Marsili Cynthia, Wilson Christopher M, Gura Nathan
Physical Therapy, Beaumont Health, Sterling Heights, USA.
Physical Therapy, Oakland University, Rochester, USA.
Cureus. 2019 Jul 29;11(7):e5265. doi: 10.7759/cureus.5265.
Breast cancer and its treatments can cause detrimental effects to function and quality of life (QoL). These patients do not conventionally receive physical therapy services until impairments and functional limitations have become extensive. Emerging treatment models advocate for early rehabilitation screenings and proactive interventions, which are termed prospective surveillance. The purpose of this case report was to describe two prospective surveillance screenings at initial diagnosis and survivorship and subsequent physical therapy episodes of care for a patient with breast cancer. A 39-year-old female was diagnosed with invasive ductal carcinoma of the right breast. Approximately three months after the initial diagnosis, the patient had a right nipple-sparing mastectomy and immediate reconstruction with an expander. In addition, one lymph node was removed and underwent a biopsy, which was negative for metastases. The patient was screened by a physical therapist after her initial cancer diagnosis at the breast multidisciplinary clinic. This was after her mastectomy with an expander; the therapist recommended an episode of outpatient physical therapy due to impairments in pain, fatigue, loss of range of motion, weakness, and limitations in performance of her activities of daily living. The patient was seen initially for five visits. She underwent her final reconstructive surgery one month after discharge from physical therapy. Six months after her final reconstructive surgery, she was screened by the same physical therapist in the cancer survivorship clinic. Once again, therapy was recommended due to pain as well as deficits to her range of motion, strength, and functional status. The second episode of care lasted 14 visits and the patient showed improvements in pain, range of motion, shoulder strength and gains in the patient-specific functional scale and upper extremity functional index. This case reflects the importance of prospective surveillance screenings to overall patient outcomes. This patient may not have otherwise received physical therapy and its associated benefits without the prospective screenings by the physical therapist.

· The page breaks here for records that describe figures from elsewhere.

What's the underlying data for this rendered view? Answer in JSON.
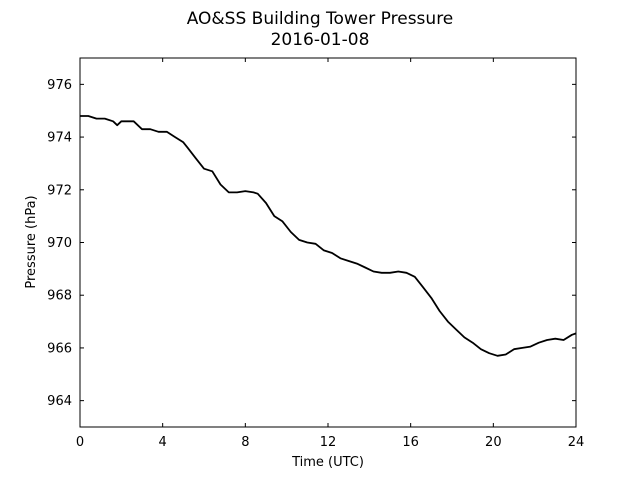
{
  "chart_data": {
    "type": "line",
    "title": "AO&SS Building Tower Pressure",
    "subtitle": "2016-01-08",
    "xlabel": "Time (UTC)",
    "ylabel": "Pressure (hPa)",
    "xlim": [
      0,
      24
    ],
    "ylim": [
      963,
      977
    ],
    "xticks": [
      0,
      4,
      8,
      12,
      16,
      20,
      24
    ],
    "yticks": [
      964,
      966,
      968,
      970,
      972,
      974,
      976
    ],
    "grid": false,
    "line_color": "#000000",
    "series": [
      {
        "x": [
          0,
          0.4,
          0.8,
          1.2,
          1.6,
          1.8,
          2.0,
          2.4,
          2.6,
          3.0,
          3.4,
          3.8,
          4.2,
          4.6,
          5.0,
          5.2,
          5.6,
          6.0,
          6.4,
          6.8,
          7.2,
          7.6,
          8.0,
          8.4,
          8.6,
          9.0,
          9.4,
          9.8,
          10.2,
          10.6,
          11.0,
          11.4,
          11.8,
          12.2,
          12.6,
          13.0,
          13.4,
          13.8,
          14.2,
          14.6,
          15.0,
          15.4,
          15.8,
          16.2,
          16.6,
          17.0,
          17.4,
          17.8,
          18.2,
          18.6,
          19.0,
          19.4,
          19.8,
          20.2,
          20.6,
          21.0,
          21.4,
          21.8,
          22.2,
          22.6,
          23.0,
          23.4,
          23.8,
          24.0
        ],
        "y": [
          974.8,
          974.8,
          974.7,
          974.7,
          974.6,
          974.45,
          974.6,
          974.6,
          974.6,
          974.3,
          974.3,
          974.2,
          974.2,
          974.0,
          973.8,
          973.6,
          973.2,
          972.8,
          972.7,
          972.2,
          971.9,
          971.9,
          971.95,
          971.9,
          971.85,
          971.5,
          971.0,
          970.8,
          970.4,
          970.1,
          970.0,
          969.95,
          969.7,
          969.6,
          969.4,
          969.3,
          969.2,
          969.05,
          968.9,
          968.85,
          968.85,
          968.9,
          968.85,
          968.7,
          968.3,
          967.9,
          967.4,
          967.0,
          966.7,
          966.4,
          966.2,
          965.95,
          965.8,
          965.7,
          965.75,
          965.95,
          966.0,
          966.05,
          966.2,
          966.3,
          966.35,
          966.3,
          966.5,
          966.55
        ]
      }
    ]
  }
}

乳腺癌及其治疗方法会对身体功能和生活质量(QoL)产生不利影响。通常情况下,这些患者直到出现严重的损伤和功能受限才会接受物理治疗服务。新兴的治疗模式提倡早期康复筛查和积极干预,即前瞻性监测。本病例报告的目的是描述一名乳腺癌患者在初次诊断和生存期间进行的两次前瞻性监测筛查,以及随后的物理治疗过程。一名39岁女性被诊断为右乳浸润性导管癌。初次诊断后约三个月,患者接受了保留乳头的右乳乳房切除术,并立即使用扩张器进行了乳房重建。此外,切除了一个淋巴结并进行活检,结果显示无转移。患者在乳腺多学科诊所初次确诊癌症后,由一名物理治疗师进行了筛查。这是在她接受扩张器乳房切除术后;由于疼痛、疲劳、活动范围受限、虚弱以及日常生活活动能力受限等损伤,治疗师建议进行门诊物理治疗。患者最初接受了五次治疗。她在物理治疗出院后一个月接受了最后一次重建手术。最后一次重建手术后六个月,她在癌症生存诊所由同一名物理治疗师进行了筛查。由于疼痛以及活动范围、力量和功能状态方面的缺陷,再次建议进行治疗。第二次治疗持续了14次,患者在疼痛、活动范围、肩部力量方面有所改善,在患者特定功能量表和上肢功能指数方面也有所提高。本病例反映了前瞻性监测筛查对患者整体预后的重要性。如果没有物理治疗师的前瞻性筛查,该患者可能无法接受物理治疗及其相关益处。